Busy hands and meaningful outcomes are not synonyms, and the finest leaders understand the difference between motion and momentum.
They know how to stack priorities, protect attention, and spend organisational capital on problems whose solutions actually move the needle.
So when CSCS issued its circular this week announcing the transition to T+1 settlement effective 29 May 2026, the instinctive reaction from institutional participants was not applause. It was something closer to a raised eyebrow and a quiet mutter: ” Is this the hill we’re planting the flag on?
To be clear, T+1 is not a bad thing. Reducing settlement risk, compressing counterparty exposure, and signalling alignment with global best practice are all legitimate ambitions.
The Nigerian capital market deserves infrastructure that does not embarrass it on a global roadshow. But there is a pecking order to reform, and right now, the market’s most pressing operational pain points remain stubbornly unresolved. The fear among participants is not that T+1 is wrong; it is that CSCS might rush to launch something shiny and accidentally break something load-bearing in the process.
That would be very on-brand for a market that has a habit of solving for optics before solving for function.
In a market that is open for 4.30 hours, unblocking shares still takes up to thirty minutes and sometimes more.

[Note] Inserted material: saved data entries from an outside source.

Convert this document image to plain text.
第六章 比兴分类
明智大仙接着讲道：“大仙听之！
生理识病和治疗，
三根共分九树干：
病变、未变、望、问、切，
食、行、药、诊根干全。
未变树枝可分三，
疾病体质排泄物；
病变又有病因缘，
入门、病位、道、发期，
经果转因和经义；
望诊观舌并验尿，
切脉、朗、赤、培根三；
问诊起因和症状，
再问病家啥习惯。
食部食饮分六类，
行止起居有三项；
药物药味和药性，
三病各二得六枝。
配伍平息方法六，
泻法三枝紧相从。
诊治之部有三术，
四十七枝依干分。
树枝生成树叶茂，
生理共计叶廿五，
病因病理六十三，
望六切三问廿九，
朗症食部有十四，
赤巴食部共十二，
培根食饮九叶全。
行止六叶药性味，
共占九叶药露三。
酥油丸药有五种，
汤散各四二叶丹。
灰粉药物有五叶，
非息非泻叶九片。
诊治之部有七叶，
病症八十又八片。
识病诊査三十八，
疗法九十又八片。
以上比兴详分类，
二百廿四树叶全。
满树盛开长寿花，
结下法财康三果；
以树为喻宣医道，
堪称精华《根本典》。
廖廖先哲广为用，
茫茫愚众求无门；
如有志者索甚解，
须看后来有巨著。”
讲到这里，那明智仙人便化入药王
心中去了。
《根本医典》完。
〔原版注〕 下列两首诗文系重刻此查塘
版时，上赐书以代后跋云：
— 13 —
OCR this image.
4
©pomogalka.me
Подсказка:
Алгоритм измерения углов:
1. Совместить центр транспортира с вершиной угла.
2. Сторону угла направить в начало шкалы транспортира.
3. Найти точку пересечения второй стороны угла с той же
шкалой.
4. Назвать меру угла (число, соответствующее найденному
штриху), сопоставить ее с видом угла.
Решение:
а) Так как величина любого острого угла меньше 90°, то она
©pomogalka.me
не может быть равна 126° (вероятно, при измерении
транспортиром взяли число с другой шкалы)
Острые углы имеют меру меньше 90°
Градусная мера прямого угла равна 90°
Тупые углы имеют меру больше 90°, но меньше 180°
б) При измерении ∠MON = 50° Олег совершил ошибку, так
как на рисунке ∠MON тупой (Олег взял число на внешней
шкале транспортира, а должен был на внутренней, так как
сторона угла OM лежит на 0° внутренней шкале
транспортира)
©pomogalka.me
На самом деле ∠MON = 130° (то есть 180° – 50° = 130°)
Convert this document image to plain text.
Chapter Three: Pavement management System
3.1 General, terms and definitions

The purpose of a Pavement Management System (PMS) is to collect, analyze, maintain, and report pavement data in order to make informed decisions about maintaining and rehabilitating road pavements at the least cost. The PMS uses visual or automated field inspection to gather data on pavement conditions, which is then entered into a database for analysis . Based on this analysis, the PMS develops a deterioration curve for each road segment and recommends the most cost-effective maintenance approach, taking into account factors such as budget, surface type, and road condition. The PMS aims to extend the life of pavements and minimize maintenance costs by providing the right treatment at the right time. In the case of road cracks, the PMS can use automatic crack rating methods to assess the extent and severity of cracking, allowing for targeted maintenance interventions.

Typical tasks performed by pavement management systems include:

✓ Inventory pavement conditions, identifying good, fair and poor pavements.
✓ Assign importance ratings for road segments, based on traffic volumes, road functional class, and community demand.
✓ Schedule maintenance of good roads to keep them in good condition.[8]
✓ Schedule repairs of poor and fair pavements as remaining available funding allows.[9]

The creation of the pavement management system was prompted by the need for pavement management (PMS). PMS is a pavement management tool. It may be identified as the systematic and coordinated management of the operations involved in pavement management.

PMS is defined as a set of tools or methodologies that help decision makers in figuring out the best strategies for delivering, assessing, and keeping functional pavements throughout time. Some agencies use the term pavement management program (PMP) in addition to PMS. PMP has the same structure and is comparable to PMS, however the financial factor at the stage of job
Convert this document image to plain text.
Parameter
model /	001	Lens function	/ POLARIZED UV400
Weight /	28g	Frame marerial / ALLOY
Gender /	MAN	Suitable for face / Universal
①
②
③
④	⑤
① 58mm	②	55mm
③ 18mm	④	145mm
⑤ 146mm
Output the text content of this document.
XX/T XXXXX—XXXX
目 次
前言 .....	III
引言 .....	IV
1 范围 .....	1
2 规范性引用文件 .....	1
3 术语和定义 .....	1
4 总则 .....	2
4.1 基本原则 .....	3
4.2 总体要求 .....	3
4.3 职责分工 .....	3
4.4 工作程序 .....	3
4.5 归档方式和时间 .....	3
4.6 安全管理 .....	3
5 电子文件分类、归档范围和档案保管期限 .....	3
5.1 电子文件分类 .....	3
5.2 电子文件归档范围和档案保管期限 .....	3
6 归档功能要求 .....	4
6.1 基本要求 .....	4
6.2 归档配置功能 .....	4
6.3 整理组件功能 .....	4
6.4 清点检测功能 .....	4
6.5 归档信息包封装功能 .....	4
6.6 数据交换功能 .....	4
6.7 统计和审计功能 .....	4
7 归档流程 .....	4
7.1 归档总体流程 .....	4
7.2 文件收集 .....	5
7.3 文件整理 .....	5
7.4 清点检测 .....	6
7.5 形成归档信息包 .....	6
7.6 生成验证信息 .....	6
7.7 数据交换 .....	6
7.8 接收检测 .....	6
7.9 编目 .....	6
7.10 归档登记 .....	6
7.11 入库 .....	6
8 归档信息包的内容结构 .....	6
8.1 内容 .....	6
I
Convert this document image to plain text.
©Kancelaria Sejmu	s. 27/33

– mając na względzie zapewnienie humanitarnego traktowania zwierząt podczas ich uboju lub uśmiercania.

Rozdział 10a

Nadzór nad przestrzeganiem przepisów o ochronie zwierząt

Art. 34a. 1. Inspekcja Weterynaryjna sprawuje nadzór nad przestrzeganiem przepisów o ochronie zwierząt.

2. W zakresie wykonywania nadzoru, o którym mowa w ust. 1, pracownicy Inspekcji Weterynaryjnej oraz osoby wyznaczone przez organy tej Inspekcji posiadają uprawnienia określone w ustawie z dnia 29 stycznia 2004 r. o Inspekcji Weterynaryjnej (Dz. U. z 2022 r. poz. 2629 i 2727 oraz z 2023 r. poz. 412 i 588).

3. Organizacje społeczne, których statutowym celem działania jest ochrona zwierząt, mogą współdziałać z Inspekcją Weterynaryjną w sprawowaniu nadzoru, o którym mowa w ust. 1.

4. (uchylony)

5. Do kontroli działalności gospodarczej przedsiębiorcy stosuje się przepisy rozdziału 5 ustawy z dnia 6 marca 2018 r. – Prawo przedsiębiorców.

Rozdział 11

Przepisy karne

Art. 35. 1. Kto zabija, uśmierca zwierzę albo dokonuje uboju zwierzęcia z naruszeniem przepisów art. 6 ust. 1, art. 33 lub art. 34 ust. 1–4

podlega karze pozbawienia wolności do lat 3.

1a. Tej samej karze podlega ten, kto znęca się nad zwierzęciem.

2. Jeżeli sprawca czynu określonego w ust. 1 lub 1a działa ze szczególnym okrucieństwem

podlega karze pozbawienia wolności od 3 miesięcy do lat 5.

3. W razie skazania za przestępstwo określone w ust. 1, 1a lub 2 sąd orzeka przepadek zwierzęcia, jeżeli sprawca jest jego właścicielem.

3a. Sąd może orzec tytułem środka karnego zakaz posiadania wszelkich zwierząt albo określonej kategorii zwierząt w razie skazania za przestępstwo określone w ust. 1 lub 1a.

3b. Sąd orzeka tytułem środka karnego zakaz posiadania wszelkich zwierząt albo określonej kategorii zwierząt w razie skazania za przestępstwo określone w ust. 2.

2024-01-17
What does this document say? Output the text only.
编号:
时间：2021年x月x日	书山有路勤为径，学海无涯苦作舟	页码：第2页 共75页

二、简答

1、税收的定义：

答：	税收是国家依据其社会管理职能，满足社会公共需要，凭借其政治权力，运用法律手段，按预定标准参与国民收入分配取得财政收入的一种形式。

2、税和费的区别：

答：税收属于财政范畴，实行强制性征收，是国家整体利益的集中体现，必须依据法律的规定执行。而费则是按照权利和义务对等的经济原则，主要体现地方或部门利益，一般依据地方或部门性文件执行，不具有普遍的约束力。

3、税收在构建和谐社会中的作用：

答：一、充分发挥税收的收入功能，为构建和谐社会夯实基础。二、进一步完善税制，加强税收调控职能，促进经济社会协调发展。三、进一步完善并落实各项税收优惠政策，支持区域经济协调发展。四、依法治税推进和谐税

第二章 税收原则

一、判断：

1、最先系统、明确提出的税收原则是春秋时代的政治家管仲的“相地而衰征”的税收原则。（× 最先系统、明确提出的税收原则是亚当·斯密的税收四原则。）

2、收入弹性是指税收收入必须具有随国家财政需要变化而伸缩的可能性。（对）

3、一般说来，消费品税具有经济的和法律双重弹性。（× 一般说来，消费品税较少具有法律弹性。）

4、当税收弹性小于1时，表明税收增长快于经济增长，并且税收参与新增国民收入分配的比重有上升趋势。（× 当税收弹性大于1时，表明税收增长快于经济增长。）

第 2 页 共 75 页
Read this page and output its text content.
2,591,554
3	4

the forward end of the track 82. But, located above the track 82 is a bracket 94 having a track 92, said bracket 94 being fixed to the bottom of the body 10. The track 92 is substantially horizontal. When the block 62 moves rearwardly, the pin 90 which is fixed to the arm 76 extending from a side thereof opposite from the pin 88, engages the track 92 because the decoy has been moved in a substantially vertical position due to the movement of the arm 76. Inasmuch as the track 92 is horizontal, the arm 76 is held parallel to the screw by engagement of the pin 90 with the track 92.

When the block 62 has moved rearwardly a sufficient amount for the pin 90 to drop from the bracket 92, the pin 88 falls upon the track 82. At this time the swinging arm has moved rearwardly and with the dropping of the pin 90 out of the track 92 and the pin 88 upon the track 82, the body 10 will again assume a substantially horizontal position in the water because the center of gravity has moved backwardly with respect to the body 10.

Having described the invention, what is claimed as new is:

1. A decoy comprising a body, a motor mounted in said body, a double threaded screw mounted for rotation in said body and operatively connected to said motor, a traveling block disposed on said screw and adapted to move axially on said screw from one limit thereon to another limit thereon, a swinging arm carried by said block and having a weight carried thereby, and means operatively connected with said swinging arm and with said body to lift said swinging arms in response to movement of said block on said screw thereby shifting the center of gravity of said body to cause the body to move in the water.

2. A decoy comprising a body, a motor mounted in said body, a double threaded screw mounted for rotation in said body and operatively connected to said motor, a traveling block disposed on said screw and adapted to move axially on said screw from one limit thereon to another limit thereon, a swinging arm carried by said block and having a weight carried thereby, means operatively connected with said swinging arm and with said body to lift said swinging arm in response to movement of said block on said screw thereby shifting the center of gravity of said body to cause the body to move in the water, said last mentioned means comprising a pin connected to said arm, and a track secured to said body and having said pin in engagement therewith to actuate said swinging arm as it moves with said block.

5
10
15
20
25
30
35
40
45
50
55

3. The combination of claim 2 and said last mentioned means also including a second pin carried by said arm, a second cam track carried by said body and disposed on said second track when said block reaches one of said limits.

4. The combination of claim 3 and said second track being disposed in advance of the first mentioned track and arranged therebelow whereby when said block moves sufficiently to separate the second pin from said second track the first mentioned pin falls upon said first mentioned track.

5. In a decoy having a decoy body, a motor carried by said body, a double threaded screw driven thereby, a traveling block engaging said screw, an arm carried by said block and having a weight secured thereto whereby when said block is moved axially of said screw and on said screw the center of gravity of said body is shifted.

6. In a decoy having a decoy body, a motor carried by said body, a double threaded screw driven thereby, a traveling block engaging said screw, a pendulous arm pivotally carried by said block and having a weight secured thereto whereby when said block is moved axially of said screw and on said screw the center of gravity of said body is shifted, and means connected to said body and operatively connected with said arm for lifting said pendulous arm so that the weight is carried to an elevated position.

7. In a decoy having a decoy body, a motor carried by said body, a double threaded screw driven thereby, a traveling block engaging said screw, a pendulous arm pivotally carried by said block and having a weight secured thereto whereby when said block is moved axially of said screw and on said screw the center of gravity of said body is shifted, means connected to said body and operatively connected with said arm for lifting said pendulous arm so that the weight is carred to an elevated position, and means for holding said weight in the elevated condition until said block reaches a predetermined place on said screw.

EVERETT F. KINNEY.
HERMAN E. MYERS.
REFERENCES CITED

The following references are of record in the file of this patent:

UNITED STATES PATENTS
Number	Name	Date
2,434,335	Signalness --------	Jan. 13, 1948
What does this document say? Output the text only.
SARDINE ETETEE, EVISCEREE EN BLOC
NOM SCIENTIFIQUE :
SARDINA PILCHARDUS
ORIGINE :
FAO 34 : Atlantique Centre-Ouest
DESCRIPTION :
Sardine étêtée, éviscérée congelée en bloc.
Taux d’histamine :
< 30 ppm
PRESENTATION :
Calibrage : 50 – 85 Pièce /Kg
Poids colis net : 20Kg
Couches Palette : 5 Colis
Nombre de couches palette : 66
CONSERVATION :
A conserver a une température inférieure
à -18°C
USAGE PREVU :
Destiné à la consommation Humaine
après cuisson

Let that sit for a moment.
A material portion of the trading session can evaporate before a participant can even execute. Speed of settlement is irrelevant if the front-end mechanics are grinding at dial-up pace. Fix the plumbing before you redesign the bathroom.
The minimum trade value rule is a blunt instrument that has long outlived whatever rationale originally birthed it. It excludes retail participation, restricts price discovery, and creates artificial friction in a market that is already thin.
A capital market that aspires to depth and breadth cannot sustain rules that functionally operate as a cover charge at the door. Remove it.
This one deserves more attention than it typically receives. Nigeria operates a dark auction with no data feed during the five-minute uncrossing window. Participants are essentially placing bets without being able to see where the market is likely to clear.
That is not an auction; it is a guessing game. Transparent pre-opening and closing auction mechanics with a live indicative price feed are standard in markets we benchmark ourselves against. There is no defensible reason for this information vacuum to persist.
Between NGX and the SEC, market participants are absorbing sixty basis points in transaction costs. In a market competing for international capital against peers who are actively reducing friction, it is a structural deterrent. The aggregate fee burden needs a serious review, and the conversation should be happening at the level of both regulators simultaneously, not in isolation.
Institutional investors managing multiple mandates need post-trade allocation to work cleanly, quickly, and with system-level support.
The current state of affairs requires levels of manual intervention that are inconsistent with the operational expectations of global asset managers. If Nigeria wants those managers to allocate meaningfully to NGX-listed equities, the post-trade experience cannot feel like a fax machine in a 5G world.
The participants who matter most to this market’s long-term development, the institutional investors, the foreign portfolio managers, the custodians processing large volumes quietly behind the scenes, did not wake up this week energised by T+1.
They woke up with the same list of operational grievances they have been carrying for years. And they have a quiet, reasonable concern that an organisation spending energy on the headline reform might not have enough left over for the structural ones.
Leadership is about ruthless prioritisation. It is about having the discipline to ask, before launching anything: is this the most valuable thing we could be doing right now? For CSCS, NGX, and the SEC, the answer in this cycle should have been a resounding focus on market microstructure, fee compression, auction transparency, and post-trade efficiency. T+1 can share the agenda. It just should not own it. The market is watching, and it is capable of counting.